그 다음은 베냐민과 핫숩이 자기 집 맞은편 부분을 중수하였고 그 다음은 아나냐의 손자 마아세야의 아들 아사랴가 자기 집에서 가까운 부분을 중수하였고
24 Vervolgens bouwde Binnoej, de zoon van Chenadad, een ander gedeelte van het huis van Azarja af tot aan de hoek van het terras;
그 다음은 헤나닷의 아들 빈누이가 한 부분을 중수하되 아사랴의 집에서부터 성 굽이를 지나 성 모퉁이에 이르렀고
25 daarnaast Palal, de zoon van Oezai, tegenover de hoek en de hoge toren, die uitspringt van het koninklijk paleis bij de gevangenhof; dan Pedaja, de zoon van Parosj;
우새의 아들 발랄은 성 굽이 맞은편과 왕의 윗 궁에서 내어민 망대 맞은편 곧 시위청에서 가까운 부분을 중수하였고 그 다음은 바로스의 아들 브다야가 중수하였고
26 daarna de tempelknechten, die op de Ofel woonden, tot het punt tegenover de oostelijke Waterpoort en de vooruitspringende toren.
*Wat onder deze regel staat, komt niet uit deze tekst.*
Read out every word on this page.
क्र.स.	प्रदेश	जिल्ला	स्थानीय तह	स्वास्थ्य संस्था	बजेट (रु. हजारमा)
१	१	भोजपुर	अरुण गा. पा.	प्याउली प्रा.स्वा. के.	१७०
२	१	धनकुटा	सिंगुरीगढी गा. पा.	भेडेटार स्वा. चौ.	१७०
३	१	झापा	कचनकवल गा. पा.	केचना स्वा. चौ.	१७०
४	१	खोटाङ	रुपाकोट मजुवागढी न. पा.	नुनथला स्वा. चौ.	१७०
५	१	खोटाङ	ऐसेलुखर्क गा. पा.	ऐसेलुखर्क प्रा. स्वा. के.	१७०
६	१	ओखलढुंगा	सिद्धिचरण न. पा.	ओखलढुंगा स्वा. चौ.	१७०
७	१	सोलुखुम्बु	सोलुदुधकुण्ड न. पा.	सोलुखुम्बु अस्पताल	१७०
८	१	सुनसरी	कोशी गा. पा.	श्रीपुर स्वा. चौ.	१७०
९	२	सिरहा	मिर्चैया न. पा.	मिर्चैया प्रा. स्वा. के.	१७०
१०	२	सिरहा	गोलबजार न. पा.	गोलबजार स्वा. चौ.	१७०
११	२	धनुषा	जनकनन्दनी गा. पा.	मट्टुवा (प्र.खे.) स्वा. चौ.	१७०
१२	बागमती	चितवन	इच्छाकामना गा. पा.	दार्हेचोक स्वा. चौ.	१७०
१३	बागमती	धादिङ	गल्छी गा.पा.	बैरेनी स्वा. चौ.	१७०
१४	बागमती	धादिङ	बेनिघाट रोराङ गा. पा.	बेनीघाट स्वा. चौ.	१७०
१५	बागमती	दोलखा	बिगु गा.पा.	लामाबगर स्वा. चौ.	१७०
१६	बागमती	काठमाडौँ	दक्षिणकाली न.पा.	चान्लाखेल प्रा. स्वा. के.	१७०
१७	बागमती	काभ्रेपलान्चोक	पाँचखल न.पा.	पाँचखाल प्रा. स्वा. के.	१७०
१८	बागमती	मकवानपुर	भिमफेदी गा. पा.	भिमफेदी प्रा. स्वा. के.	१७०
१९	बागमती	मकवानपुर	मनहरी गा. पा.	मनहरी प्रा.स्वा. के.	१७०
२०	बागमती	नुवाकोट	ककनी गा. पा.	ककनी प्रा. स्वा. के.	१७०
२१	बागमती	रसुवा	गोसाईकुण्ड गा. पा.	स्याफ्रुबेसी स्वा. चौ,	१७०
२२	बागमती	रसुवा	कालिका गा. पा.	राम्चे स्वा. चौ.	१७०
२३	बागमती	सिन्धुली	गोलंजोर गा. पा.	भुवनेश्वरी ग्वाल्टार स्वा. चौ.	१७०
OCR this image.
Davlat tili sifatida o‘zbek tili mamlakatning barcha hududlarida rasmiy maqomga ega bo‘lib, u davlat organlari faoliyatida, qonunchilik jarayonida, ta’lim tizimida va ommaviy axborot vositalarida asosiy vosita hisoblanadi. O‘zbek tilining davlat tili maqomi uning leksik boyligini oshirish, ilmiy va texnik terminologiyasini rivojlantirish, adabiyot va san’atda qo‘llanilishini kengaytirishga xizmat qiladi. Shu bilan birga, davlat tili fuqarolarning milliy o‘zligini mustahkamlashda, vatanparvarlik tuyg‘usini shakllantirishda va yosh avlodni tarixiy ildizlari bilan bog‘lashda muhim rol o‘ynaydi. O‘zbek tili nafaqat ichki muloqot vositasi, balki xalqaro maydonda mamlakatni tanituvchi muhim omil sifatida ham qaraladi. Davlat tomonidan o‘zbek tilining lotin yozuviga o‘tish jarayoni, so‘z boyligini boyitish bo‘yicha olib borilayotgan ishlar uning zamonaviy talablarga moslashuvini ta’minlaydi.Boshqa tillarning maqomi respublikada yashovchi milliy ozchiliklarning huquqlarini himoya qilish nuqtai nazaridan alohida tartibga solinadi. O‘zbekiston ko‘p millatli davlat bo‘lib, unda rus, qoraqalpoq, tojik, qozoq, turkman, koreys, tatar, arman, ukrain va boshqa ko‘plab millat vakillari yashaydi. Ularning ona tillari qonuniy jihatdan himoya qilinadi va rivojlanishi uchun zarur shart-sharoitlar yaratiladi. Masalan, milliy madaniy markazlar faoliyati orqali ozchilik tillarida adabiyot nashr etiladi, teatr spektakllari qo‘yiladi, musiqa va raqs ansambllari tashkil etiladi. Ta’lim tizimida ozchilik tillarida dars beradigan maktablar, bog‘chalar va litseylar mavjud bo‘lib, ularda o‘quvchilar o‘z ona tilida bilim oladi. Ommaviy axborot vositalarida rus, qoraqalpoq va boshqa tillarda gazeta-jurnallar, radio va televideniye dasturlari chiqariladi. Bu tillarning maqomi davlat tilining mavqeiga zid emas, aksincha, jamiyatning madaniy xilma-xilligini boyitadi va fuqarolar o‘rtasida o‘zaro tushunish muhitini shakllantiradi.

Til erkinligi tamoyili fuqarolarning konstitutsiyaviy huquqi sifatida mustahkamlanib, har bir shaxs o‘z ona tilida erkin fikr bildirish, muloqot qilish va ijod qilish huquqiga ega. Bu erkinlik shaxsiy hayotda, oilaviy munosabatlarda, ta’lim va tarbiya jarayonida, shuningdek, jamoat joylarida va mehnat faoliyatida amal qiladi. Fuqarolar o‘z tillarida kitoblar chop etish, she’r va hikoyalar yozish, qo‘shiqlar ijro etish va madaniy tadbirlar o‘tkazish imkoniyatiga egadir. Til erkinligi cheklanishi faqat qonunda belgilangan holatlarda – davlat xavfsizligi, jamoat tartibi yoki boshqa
(때에 느디님 사람은 오벨에 거하여 동편 수문과 마주 대한 곳에서부터 내어민 망대까지 미쳤느니라)
27 Vervolgens bouwden burgers van Tekóa het tweede gedeelte van het punt af tegenover de grote vooruitspringende toren tot aan de muur van de Ofel.
그 다음은 드고아 사람들이 한 부분을 중수하여 내어민 큰 망대와 마주 대한 곳에서부터 오벨 성벽까지 이르렀느니라
28 Van de Paardenpoort af bouwden de priesters, iedereen tegenover zijn eigen huis.
마문 위로부터는 제사장들이 각각 자기집과 마주 대한 부분을 중수하였고
29 Vervolgens bouwde Sadok, de zoon van Immer, tegenover zijn huis; daarna Sjemaja, de zoon van Sjekanja en bewaker van de Oostpoort.
그 다음은 임멜의 아들 사독이 자기 집과 마주 대한 부분을 중수하였고 그 다음은 동문지기 스가냐의 아들 스마야가 중수하였고
30 Vervolgens bouwden Chananja, de zoon van Sjelemja, en Chanoen, de zesde zoon van Salaf, een ander gedeelte; daarna Mesjoellam, de zoon van Berekja, tegenover zijn kamer.
그 다음은 셀레먀의 아들 하나냐와 살랍의 여섯째 아들 하눈이 한 부분을 중수하였고 그 다음은 베레갸의 아들 므술람이 자기 침방과 마주 대한 부분을 중수하였고
31 Vervolgens bouwde de goudsmid Malki-ja tot aan het huis van de tempelknechten en dat van de handelaars tegenover de Wachtpoort en tot aan de bovenbouw van het terras.
그 다음은 금장색 말기야가 함밉갓 문과 마주 대한 부분을 중수하여 느디님 사람과 상고들의 집에서부터 성 모퉁이 누에 이르렀고
32 Tussen de bovenbouw van het terras tot aan de Schaapspoort bouwden de goudsmeden en de handelaars.